Eleonora - Mi pare che dovreste avere un poco di rispetto per le persone civili.

Donna Sgualda - Catte, cossa distu? Astu sentìo?

Donna Catte - Oh che caldo! Me vien su le fumane de Pasqua matta.

Cecchina - Oe, zermane, voleu aver giudizio?

Donna Sgualda - Quando vienlo sto to novizzo?
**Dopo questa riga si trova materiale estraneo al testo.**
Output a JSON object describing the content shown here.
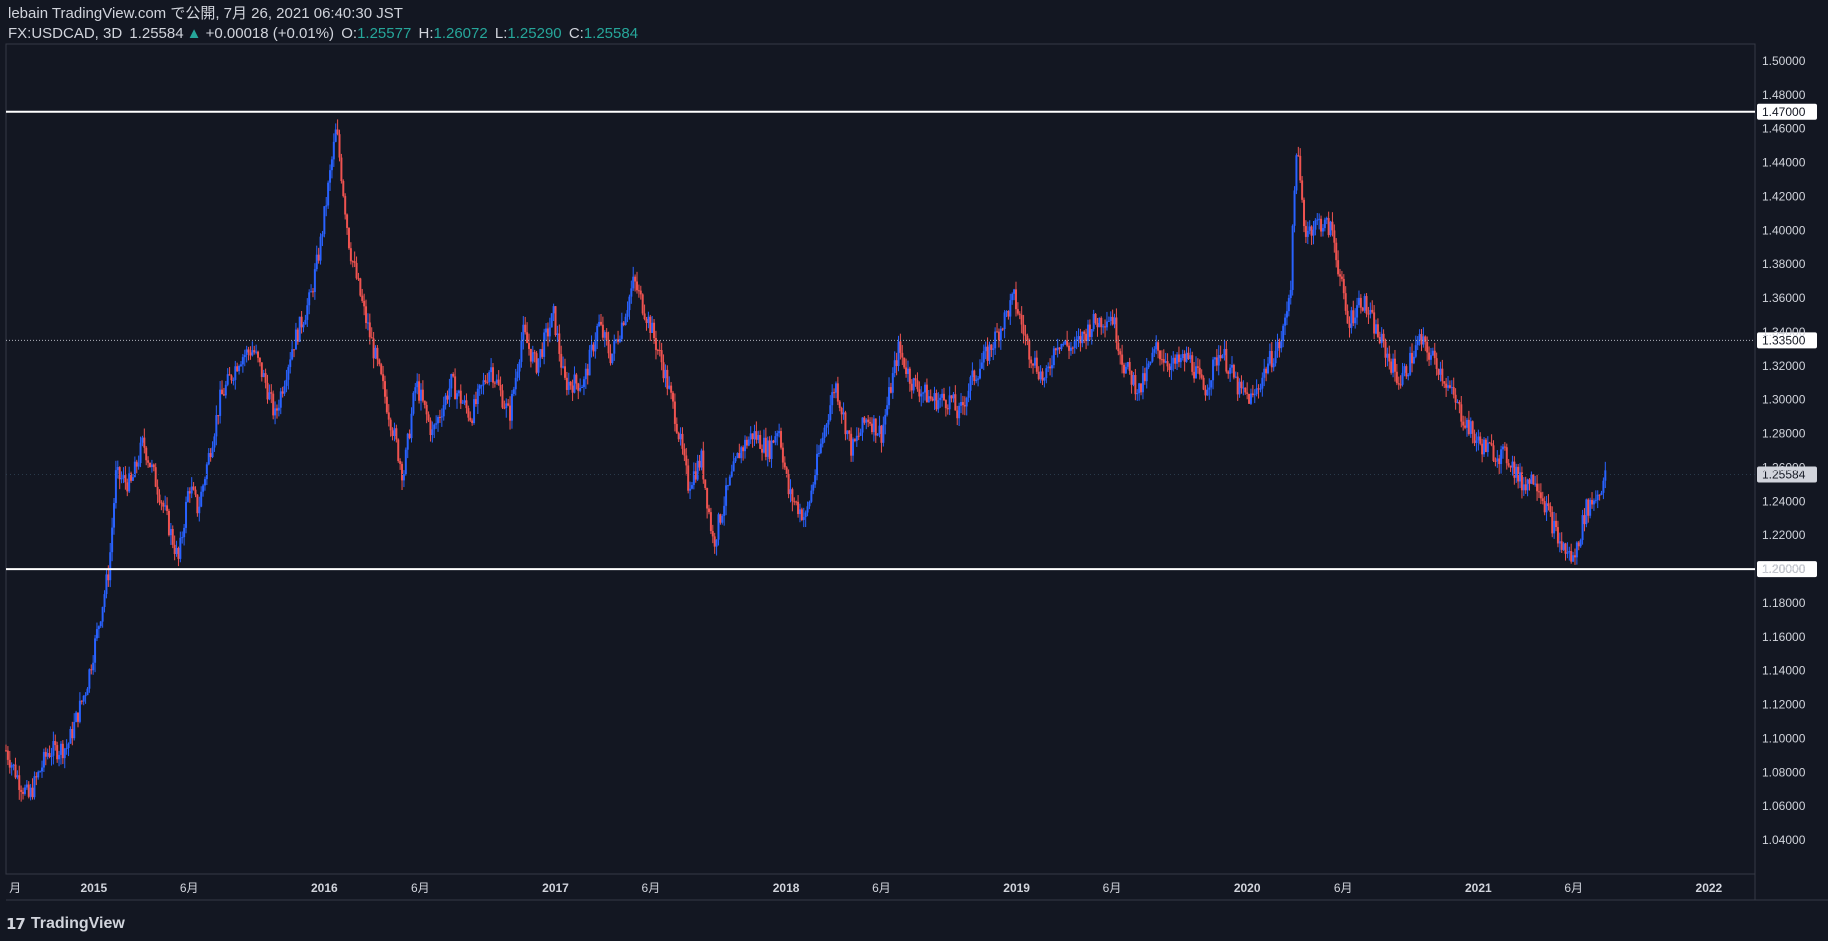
{
  "header": {
    "publish_line": "lebain TradingView.com で公開, 7月 26, 2021 06:40:30 JST",
    "symbol": "FX:USDCAD, 3D",
    "last": "1.25584",
    "change_arrow": "▲",
    "change": "+0.00018 (+0.01%)",
    "o_label": "O:",
    "o_val": "1.25577",
    "h_label": "H:",
    "h_val": "1.26072",
    "l_label": "L:",
    "l_val": "1.25290",
    "c_label": "C:",
    "c_val": "1.25584"
  },
  "footer": {
    "logo_text": "TradingView",
    "logo_icon": "tradingview-logo-icon"
  },
  "colors": {
    "background": "#131722",
    "up": "#2962ff",
    "down": "#ef5350",
    "grid": "#2a2e39",
    "text": "#d1d4dc"
  },
  "chart_data": {
    "type": "candlestick",
    "symbol": "FX:USDCAD",
    "interval": "3D",
    "ylim": [
      1.02,
      1.51
    ],
    "xlim": [
      "2014-08-15",
      "2022-03-15"
    ],
    "y_ticks": [
      "1.04000",
      "1.06000",
      "1.08000",
      "1.10000",
      "1.12000",
      "1.14000",
      "1.16000",
      "1.18000",
      "1.20000",
      "1.22000",
      "1.24000",
      "1.26000",
      "1.28000",
      "1.30000",
      "1.32000",
      "1.34000",
      "1.36000",
      "1.38000",
      "1.40000",
      "1.42000",
      "1.44000",
      "1.46000",
      "1.48000",
      "1.50000"
    ],
    "x_ticks": [
      {
        "date": "2014-08-20",
        "label": "月"
      },
      {
        "date": "2015-01-01",
        "label": "2015"
      },
      {
        "date": "2015-06-01",
        "label": "6月"
      },
      {
        "date": "2016-01-01",
        "label": "2016"
      },
      {
        "date": "2016-06-01",
        "label": "6月"
      },
      {
        "date": "2017-01-01",
        "label": "2017"
      },
      {
        "date": "2017-06-01",
        "label": "6月"
      },
      {
        "date": "2018-01-01",
        "label": "2018"
      },
      {
        "date": "2018-06-01",
        "label": "6月"
      },
      {
        "date": "2019-01-01",
        "label": "2019"
      },
      {
        "date": "2019-06-01",
        "label": "6月"
      },
      {
        "date": "2020-01-01",
        "label": "2020"
      },
      {
        "date": "2020-06-01",
        "label": "6月"
      },
      {
        "date": "2021-01-01",
        "label": "2021"
      },
      {
        "date": "2021-06-01",
        "label": "6月"
      },
      {
        "date": "2022-01-01",
        "label": "2022"
      }
    ],
    "horizontal_lines": [
      {
        "price": 1.47,
        "label": "1.47000",
        "style": "solid"
      },
      {
        "price": 1.335,
        "label": "1.33500",
        "style": "dotted"
      },
      {
        "price": 1.2,
        "label": "1.20000",
        "style": "solid"
      }
    ],
    "last_price": {
      "price": 1.25584,
      "label": "1.25584"
    },
    "path_points": [
      [
        "2014-08-15",
        1.093
      ],
      [
        "2014-09-05",
        1.075
      ],
      [
        "2014-09-20",
        1.065
      ],
      [
        "2014-10-20",
        1.092
      ],
      [
        "2014-11-20",
        1.095
      ],
      [
        "2014-12-20",
        1.13
      ],
      [
        "2015-01-05",
        1.16
      ],
      [
        "2015-01-25",
        1.2
      ],
      [
        "2015-02-05",
        1.255
      ],
      [
        "2015-03-01",
        1.25
      ],
      [
        "2015-03-20",
        1.275
      ],
      [
        "2015-04-15",
        1.245
      ],
      [
        "2015-05-15",
        1.205
      ],
      [
        "2015-06-01",
        1.25
      ],
      [
        "2015-06-15",
        1.235
      ],
      [
        "2015-07-20",
        1.3
      ],
      [
        "2015-08-20",
        1.325
      ],
      [
        "2015-09-10",
        1.33
      ],
      [
        "2015-09-30",
        1.31
      ],
      [
        "2015-10-15",
        1.29
      ],
      [
        "2015-11-10",
        1.33
      ],
      [
        "2015-12-10",
        1.36
      ],
      [
        "2015-12-25",
        1.39
      ],
      [
        "2016-01-20",
        1.46
      ],
      [
        "2016-02-10",
        1.39
      ],
      [
        "2016-03-05",
        1.35
      ],
      [
        "2016-04-01",
        1.31
      ],
      [
        "2016-04-20",
        1.28
      ],
      [
        "2016-05-05",
        1.255
      ],
      [
        "2016-05-25",
        1.31
      ],
      [
        "2016-06-20",
        1.28
      ],
      [
        "2016-07-20",
        1.31
      ],
      [
        "2016-08-20",
        1.29
      ],
      [
        "2016-09-20",
        1.32
      ],
      [
        "2016-10-20",
        1.29
      ],
      [
        "2016-11-10",
        1.34
      ],
      [
        "2016-12-01",
        1.32
      ],
      [
        "2016-12-29",
        1.35
      ],
      [
        "2017-01-15",
        1.31
      ],
      [
        "2017-02-15",
        1.31
      ],
      [
        "2017-03-10",
        1.345
      ],
      [
        "2017-03-30",
        1.325
      ],
      [
        "2017-04-20",
        1.35
      ],
      [
        "2017-05-05",
        1.37
      ],
      [
        "2017-05-30",
        1.345
      ],
      [
        "2017-06-20",
        1.32
      ],
      [
        "2017-07-10",
        1.29
      ],
      [
        "2017-07-30",
        1.25
      ],
      [
        "2017-08-20",
        1.265
      ],
      [
        "2017-09-08",
        1.215
      ],
      [
        "2017-09-25",
        1.24
      ],
      [
        "2017-10-20",
        1.27
      ],
      [
        "2017-11-10",
        1.28
      ],
      [
        "2017-12-05",
        1.27
      ],
      [
        "2017-12-20",
        1.285
      ],
      [
        "2018-01-05",
        1.245
      ],
      [
        "2018-02-01",
        1.23
      ],
      [
        "2018-03-01",
        1.28
      ],
      [
        "2018-03-20",
        1.31
      ],
      [
        "2018-04-15",
        1.27
      ],
      [
        "2018-05-10",
        1.29
      ],
      [
        "2018-06-01",
        1.28
      ],
      [
        "2018-06-28",
        1.33
      ],
      [
        "2018-07-20",
        1.31
      ],
      [
        "2018-08-20",
        1.3
      ],
      [
        "2018-09-20",
        1.3
      ],
      [
        "2018-10-01",
        1.29
      ],
      [
        "2018-10-20",
        1.31
      ],
      [
        "2018-11-20",
        1.33
      ],
      [
        "2018-12-28",
        1.36
      ],
      [
        "2019-01-20",
        1.33
      ],
      [
        "2019-02-15",
        1.31
      ],
      [
        "2019-03-05",
        1.335
      ],
      [
        "2019-04-01",
        1.33
      ],
      [
        "2019-05-01",
        1.345
      ],
      [
        "2019-06-01",
        1.35
      ],
      [
        "2019-06-20",
        1.32
      ],
      [
        "2019-07-15",
        1.305
      ],
      [
        "2019-08-10",
        1.33
      ],
      [
        "2019-09-05",
        1.32
      ],
      [
        "2019-10-01",
        1.325
      ],
      [
        "2019-10-25",
        1.305
      ],
      [
        "2019-11-20",
        1.33
      ],
      [
        "2019-12-20",
        1.305
      ],
      [
        "2020-01-10",
        1.3
      ],
      [
        "2020-02-01",
        1.32
      ],
      [
        "2020-02-25",
        1.335
      ],
      [
        "2020-03-10",
        1.37
      ],
      [
        "2020-03-19",
        1.45
      ],
      [
        "2020-04-01",
        1.4
      ],
      [
        "2020-04-25",
        1.405
      ],
      [
        "2020-05-15",
        1.4
      ],
      [
        "2020-06-08",
        1.345
      ],
      [
        "2020-06-30",
        1.36
      ],
      [
        "2020-07-30",
        1.335
      ],
      [
        "2020-08-30",
        1.31
      ],
      [
        "2020-09-30",
        1.335
      ],
      [
        "2020-10-30",
        1.32
      ],
      [
        "2020-11-30",
        1.295
      ],
      [
        "2020-12-30",
        1.275
      ],
      [
        "2021-01-20",
        1.27
      ],
      [
        "2021-02-20",
        1.265
      ],
      [
        "2021-03-10",
        1.25
      ],
      [
        "2021-04-01",
        1.255
      ],
      [
        "2021-04-20",
        1.235
      ],
      [
        "2021-05-10",
        1.215
      ],
      [
        "2021-06-01",
        1.205
      ],
      [
        "2021-06-20",
        1.235
      ],
      [
        "2021-07-10",
        1.245
      ],
      [
        "2021-07-23",
        1.25584
      ]
    ]
  }
}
Catte, aria.

Donna Catte - Gnanca in te la mente.

Beatrice - Donna Sgualda, perché non andate a vendere i vostri abiti vecchi e le vostre galanterie?

Donna Sgualda - Ancuo no vendo, la veda, lustrissima; gh'ho da magnar, sala, siben che no vendo.

Eleonora - E voi oggi non lavate? (a Catte)

Donna Catte - Oh, no la s'indubita che le so strazze de camise le sarà lavae.

Eleonora - Come parlate? Mi parete una impertinente.

Donna Catte - Sgualda, Sgualda, se scalda i ferri.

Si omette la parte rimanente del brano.